What we’d do differently: Get up earlier so we could have more time for soaking before checkout.
Summer Lake Hot Springs; Paisley, Oregon
There’s a reason that the phrase “the clouds parted” is used so often. When we pulled into Summer Lake Hot Springs along Highway 31 just outside of Paisley, the clouds did indeed part, and the sun and welcoming atmosphere made for an excellent final stop.
Summer Lake Hot Springs has a little of everything. There’s a large, bathwater-hot indoor pool, complete with changing rooms. Outside, rock-lined tubs offer a dose of tranquility among the high clouds, with views of the Summer Lake salt flat in the distance.

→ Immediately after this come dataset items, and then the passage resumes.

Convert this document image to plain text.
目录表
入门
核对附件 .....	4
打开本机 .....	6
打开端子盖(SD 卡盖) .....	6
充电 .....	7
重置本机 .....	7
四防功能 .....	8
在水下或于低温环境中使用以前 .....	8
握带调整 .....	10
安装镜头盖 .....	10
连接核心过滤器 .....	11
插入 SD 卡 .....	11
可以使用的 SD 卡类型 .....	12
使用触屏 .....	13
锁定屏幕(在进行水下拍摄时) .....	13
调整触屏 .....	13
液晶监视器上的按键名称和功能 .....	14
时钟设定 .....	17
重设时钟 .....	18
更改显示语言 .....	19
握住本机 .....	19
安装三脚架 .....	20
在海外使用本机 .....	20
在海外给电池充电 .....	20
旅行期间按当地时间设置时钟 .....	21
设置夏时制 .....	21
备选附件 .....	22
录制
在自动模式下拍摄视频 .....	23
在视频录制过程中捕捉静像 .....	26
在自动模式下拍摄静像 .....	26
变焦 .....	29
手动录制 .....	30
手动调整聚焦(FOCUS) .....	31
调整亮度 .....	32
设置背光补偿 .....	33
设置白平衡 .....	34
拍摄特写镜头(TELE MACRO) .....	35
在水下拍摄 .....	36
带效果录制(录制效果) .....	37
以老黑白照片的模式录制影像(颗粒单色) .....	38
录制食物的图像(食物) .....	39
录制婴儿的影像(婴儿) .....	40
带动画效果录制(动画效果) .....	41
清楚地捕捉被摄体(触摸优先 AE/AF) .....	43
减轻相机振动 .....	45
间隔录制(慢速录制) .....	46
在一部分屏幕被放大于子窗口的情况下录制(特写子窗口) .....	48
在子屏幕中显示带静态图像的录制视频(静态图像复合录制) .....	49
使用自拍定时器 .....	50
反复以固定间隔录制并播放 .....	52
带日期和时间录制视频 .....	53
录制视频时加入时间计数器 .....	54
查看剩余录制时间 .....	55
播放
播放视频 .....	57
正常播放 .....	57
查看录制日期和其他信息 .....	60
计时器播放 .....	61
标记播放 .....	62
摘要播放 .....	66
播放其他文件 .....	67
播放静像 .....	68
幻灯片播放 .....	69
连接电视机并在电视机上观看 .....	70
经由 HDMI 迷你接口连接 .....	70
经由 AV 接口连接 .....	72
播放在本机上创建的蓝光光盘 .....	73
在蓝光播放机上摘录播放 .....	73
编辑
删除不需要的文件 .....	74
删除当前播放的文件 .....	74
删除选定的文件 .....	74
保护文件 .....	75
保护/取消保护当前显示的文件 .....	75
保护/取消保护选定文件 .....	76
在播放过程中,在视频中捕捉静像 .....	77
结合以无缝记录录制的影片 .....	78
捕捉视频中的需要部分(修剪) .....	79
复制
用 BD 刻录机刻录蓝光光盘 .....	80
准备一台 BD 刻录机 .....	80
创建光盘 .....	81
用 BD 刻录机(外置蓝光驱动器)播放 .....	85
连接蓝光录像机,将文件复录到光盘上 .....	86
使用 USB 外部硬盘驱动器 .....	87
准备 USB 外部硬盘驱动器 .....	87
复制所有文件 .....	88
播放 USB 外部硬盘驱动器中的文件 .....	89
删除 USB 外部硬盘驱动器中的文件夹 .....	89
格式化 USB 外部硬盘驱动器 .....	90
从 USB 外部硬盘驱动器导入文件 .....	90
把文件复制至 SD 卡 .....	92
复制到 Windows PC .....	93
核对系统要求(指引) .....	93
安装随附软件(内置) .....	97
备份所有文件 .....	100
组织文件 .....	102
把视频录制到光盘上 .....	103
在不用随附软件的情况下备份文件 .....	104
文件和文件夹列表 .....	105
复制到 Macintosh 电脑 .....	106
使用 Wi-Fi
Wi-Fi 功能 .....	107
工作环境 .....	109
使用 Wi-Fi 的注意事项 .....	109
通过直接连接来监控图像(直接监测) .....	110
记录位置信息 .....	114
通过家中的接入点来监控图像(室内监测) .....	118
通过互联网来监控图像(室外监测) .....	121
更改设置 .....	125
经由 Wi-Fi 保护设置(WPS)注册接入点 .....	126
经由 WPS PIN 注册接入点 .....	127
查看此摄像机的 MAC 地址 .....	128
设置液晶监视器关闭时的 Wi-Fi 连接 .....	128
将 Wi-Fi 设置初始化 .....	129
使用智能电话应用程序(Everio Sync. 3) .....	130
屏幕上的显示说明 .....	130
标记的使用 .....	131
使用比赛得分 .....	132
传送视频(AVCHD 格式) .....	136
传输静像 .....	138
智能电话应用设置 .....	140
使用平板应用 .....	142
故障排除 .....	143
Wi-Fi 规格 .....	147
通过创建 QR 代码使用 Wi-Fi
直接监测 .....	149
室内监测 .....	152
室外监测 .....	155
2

The resort’s cabins sleep between two and six people, each featuring unique woodwork, vintage and antique decorations, and floors heated by geothermal energy. Camping is also welcome. Little details such as well-placed Buddha statues and rustic art underline the care the owners have taken with the site’s aesthetics. If the theme here wasn’t three kids, three nights, we could have stayed for 13 nights.
What the adults liked: Indoor as well as outdoor pools. (Read: space to let the kids be kids, while we got some peace.) Lots of open space so the kids could play frisbee or just run around. Well-decorated spaces.
What the kids liked: Cool cabins, nice to soak out of the wind.
What we didn’t like: A little pricey for camping with kids, advertised at $20 a head. Still, the managers gave us a discount for the kiddos.
What we’d do differently: Bring more (adult) friends and take over all the cabins at once.